Maggie Pearson has to turn the NHS, the third largest workforce in the world, into a learning organisation. She spoke to Claire Sanders
Maggie Pearson's job is best seen as one long balancing act. Pearson, the deputy director of human resources for the Department of Health, arrives breathless for this interview. "You'll have to excuse me," she says. "I got the late train this morning from Liverpool." By "late" she means that she missed her normal 5am start. Her next appointment is at the Department for Education and Skills. She has just under an hour to outline exactly what she does - and what that means for universities and colleges.
Her post, which she took up last October, is a new one. "I have responsibility for the learning and personal development of the National Health Service workforce," she says. "For the first time, medical and non-medical learning have been brought together." She covers pre and post-registration health education as well as quality assurance and partnership arrangements. The University of the NHS, a manifesto commitment, also comes under her remit.
She describes the NHS workforce as "massive". "The NHS is the third largest employer in the world, topped only by the Chinese army and the Indian postal service," she says. It is her job to turn the NHS into a "learning organisation". Delivering a workforce fit for the future is a key part of the delivery contract signed between the DoH and Number 10. "The commitment to creating a learning organisation comes right from the top," she says.
But it is not yet clear whether this political expectation is backed up by funding since the NHS University has not announced its budget. "The NHS already spends £2.5 billion a year on education and training," Pearson says. "Some of this can be better spent."
Last November the DoH published Working Together - Learning Together: A Framework for Lifelong Learning in the NHS . Health secretary Alan Milburn described the framework as "fundamental to delivery of the NHS Plan". As such, it is equally fundamental to the success of the Labour government.

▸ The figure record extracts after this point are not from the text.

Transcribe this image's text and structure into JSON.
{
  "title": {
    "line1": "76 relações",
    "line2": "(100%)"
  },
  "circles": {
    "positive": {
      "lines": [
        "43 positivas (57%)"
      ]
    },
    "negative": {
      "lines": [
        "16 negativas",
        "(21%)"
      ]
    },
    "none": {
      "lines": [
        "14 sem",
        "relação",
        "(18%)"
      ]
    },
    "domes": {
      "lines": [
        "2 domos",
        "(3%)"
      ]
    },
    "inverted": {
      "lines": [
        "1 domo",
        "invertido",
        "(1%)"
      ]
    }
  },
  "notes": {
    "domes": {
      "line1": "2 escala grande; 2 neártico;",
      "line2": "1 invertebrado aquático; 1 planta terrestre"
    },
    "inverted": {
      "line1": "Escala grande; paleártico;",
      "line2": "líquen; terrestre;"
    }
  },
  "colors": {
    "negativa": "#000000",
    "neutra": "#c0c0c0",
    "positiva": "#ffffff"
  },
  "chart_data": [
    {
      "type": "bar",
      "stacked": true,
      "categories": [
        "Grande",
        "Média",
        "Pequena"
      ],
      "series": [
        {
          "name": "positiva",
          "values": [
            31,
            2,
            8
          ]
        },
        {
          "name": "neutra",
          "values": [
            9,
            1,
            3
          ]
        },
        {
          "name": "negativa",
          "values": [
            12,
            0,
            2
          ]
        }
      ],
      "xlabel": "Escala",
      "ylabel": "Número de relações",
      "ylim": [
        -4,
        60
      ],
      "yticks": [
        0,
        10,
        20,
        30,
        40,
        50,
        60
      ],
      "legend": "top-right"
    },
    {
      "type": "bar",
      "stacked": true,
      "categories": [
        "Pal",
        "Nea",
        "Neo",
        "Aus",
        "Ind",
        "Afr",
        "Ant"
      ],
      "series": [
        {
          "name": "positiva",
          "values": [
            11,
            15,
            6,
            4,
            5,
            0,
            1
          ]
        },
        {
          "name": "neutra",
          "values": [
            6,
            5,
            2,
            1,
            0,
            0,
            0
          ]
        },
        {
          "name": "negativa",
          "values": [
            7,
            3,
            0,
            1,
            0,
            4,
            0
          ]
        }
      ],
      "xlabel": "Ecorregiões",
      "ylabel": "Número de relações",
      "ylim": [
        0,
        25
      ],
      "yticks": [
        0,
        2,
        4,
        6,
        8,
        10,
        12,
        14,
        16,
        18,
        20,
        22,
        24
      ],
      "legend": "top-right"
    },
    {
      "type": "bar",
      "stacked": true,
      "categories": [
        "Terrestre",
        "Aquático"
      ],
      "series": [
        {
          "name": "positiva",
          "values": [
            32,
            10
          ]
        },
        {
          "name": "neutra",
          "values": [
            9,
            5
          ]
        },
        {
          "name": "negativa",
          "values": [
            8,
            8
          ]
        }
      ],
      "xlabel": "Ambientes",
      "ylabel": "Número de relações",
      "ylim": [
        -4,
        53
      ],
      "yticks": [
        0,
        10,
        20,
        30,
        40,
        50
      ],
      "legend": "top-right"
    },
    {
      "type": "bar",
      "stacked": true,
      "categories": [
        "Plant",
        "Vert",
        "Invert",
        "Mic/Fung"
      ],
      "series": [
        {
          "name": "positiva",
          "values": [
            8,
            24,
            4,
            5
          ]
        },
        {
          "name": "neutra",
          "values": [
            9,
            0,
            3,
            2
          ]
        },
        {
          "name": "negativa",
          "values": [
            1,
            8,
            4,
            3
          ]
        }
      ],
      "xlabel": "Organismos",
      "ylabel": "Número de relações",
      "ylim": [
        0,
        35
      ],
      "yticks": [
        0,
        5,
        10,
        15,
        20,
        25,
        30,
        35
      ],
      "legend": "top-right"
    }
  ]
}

The framework, in keeping with the NHS Plan, placed the patient at the centre of reform. "Lifelong learning is about ensuring our staff are equipped with the skills and knowledge to work flexibly in support of patients, and supported to grow, develop and realise their potential," Andrew Foster, director of human resources for the NHS, writes in the foreword. The framework sets out to create a skills escalator for staff through flexible courses delivered on new technologies.
Pearson adds: "To deliver on this, we need to work with our partners in higher education. This means bridging the different traditions and cultures in higher education and the NHS." She is in a good position to know, having worked in both academia and health. Before coming to the DoH, Pearson was regional director of research and development in the NHS's Northwest regional office. She holds a chair in health and community care in the department of health studies at York University. She is a social scientist and was previously director of the Health and Community Care Research Unit at Liverpool University. "I've worked in a medical school, and I understand the pressures of the research assessment exercise. I also understand the pressures of service delivery on the NHS," she says.
Pearson believes that the relationship between higher education and the NHS has been transformed radically. "There is a commitment to partnership from the top of both organisations. It is a window of opportunity that must not be squandered," she says.
For some, this closeness brings insecurity. Medics have long feared a secret agenda to take the funding of medical education away from the Higher Education Funding Council for England and shift it to the DoH. "This was raised when Frank Dobson was health secretary, but was knocked on the head and has not re-emerged," Pearson says. "I am a pragmatist, as long as medical schools deliver good doctors for the NHS, it doesn't matter where their funding comes from."
What medics will need to watch is how the new multi-professional education and training levy will operate. Pearson is working on a consultation document on this, which will go out later this month.
While medical student placements have brought their own funding stream to the NHS, student placements for nursing, midwifery and other health professions have not. The unanswered question is whether there will be any new cash or whether institutions will just share existing funding. "We are on our final draft of the consultation document," Pearson says. "We are committed to flexibility of provision with stability of contracts."
What Pearson can be clear on is her commitment to widening access to health courses, particularly medical courses. She does not believe that widening access means lowering standards. "At Liverpool, I worked with local further education colleges to improve access to health courses for people living in Toxteth. I was staggered at how much the students achieved given their family and financial circumstances."
And she is committed to delivering a flexible workforce. "NHS staff need to work in teams where appropriate, to learn new skills where appropriate and to continually embrace change. The NHS must not be a static organisation - the needs of patients and the treatments available continually change."
Pearson's own life reflects this need to change. She has a degree in geography from Cambridge University and is also a qualified nurse. She wrote her PhD on leprosy control in Nepal. As she rushes off to the DFES, she laments that she did not have time to brush her daughter's hair this morning. Rather like the workforce she is seeking to develop, she is often harassed and pulled in different directions. It is a difficult balancing act, and one that will take years before the results show.